The partnership with the college began with a conversation between Glynn County Schools administrators and Shawn Williams, the founder of Coastal Outreach Soccer.
Williams was seeking ways to create more STEM education opportunities in the community. When he asked for support, he said he received quick and eager assistance.
“We’re reinforcing what they’re learning in the classroom and taking that to another level of being able to problem solve and to engage,” he said.
Williams hopes to add robotics education this summer if grant funding comes through.
The students in the after-school program at the academic center also participate in the soccer program. Williams hopes that the students will learn to associate their love for soccer with the education opportunities they’re also receiving.

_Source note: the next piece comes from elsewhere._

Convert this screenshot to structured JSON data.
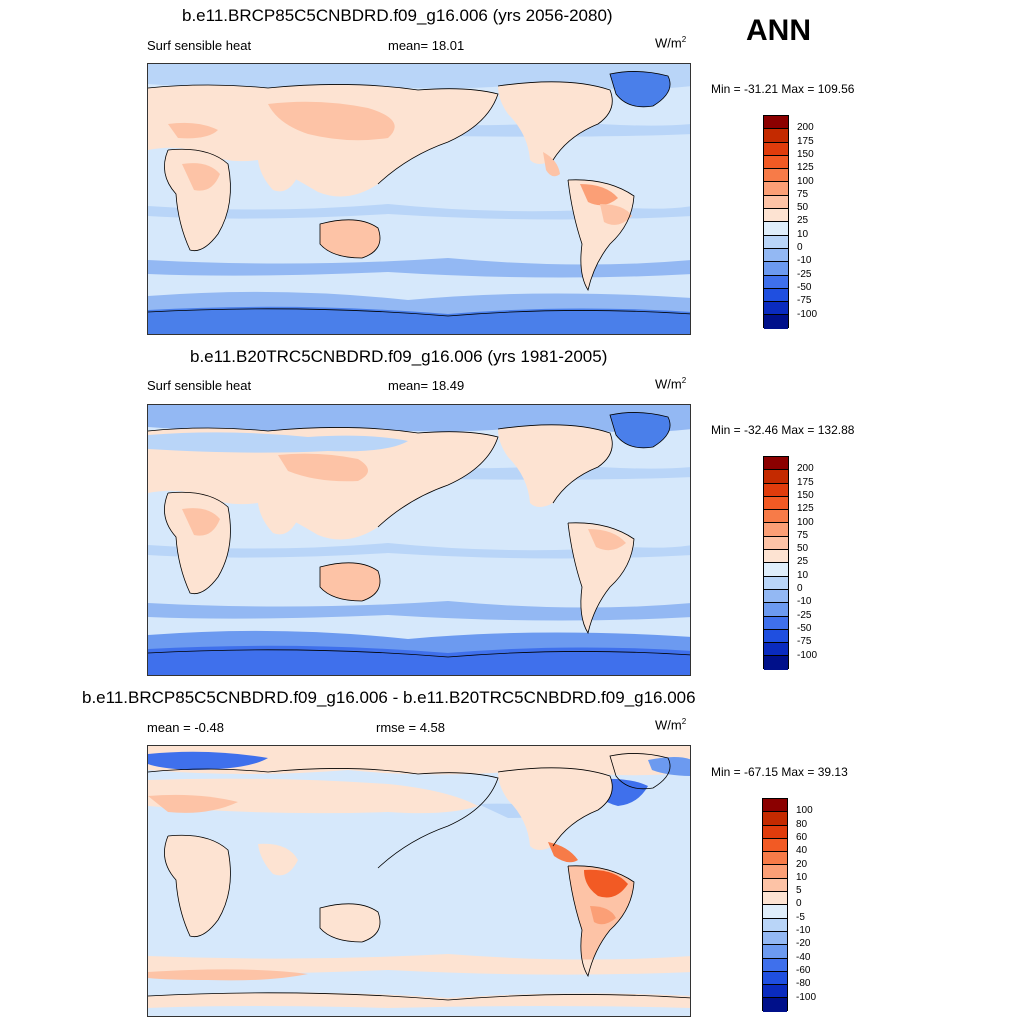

Coastal Outreach Soccer also added a book club for its girls this year that has been led by local female community leaders who can serve as mentors.
“Through the Women’s Sports Foundation, they sent us books to be able to engage our girls,” Williams said. “This was a national initiative for us to be able to start getting our young ladies involved in reading and also for them to see other athletes and to be able to read about the challenges that they’ve had to overcome and also the successes that they’ve had.”
The ultimate goal of Coastal Outreach Soccer, Williams said, is to help students reach graduation. The coding lessons and book club contribute to that greater purpose, he said.
“We are reinforcing that education is an important part of this program,” Williams said.
The coding lessons with the college students began with the basics and progressed to the point that the younger students were creating their own codes. Coding could open a trove of opportunities for the students, Vargas said.
“You can do so many things with coding that it’s going to be a skill that is going to be useful not only if they’re going into computer science but for any discipline that they’re going into,” he said.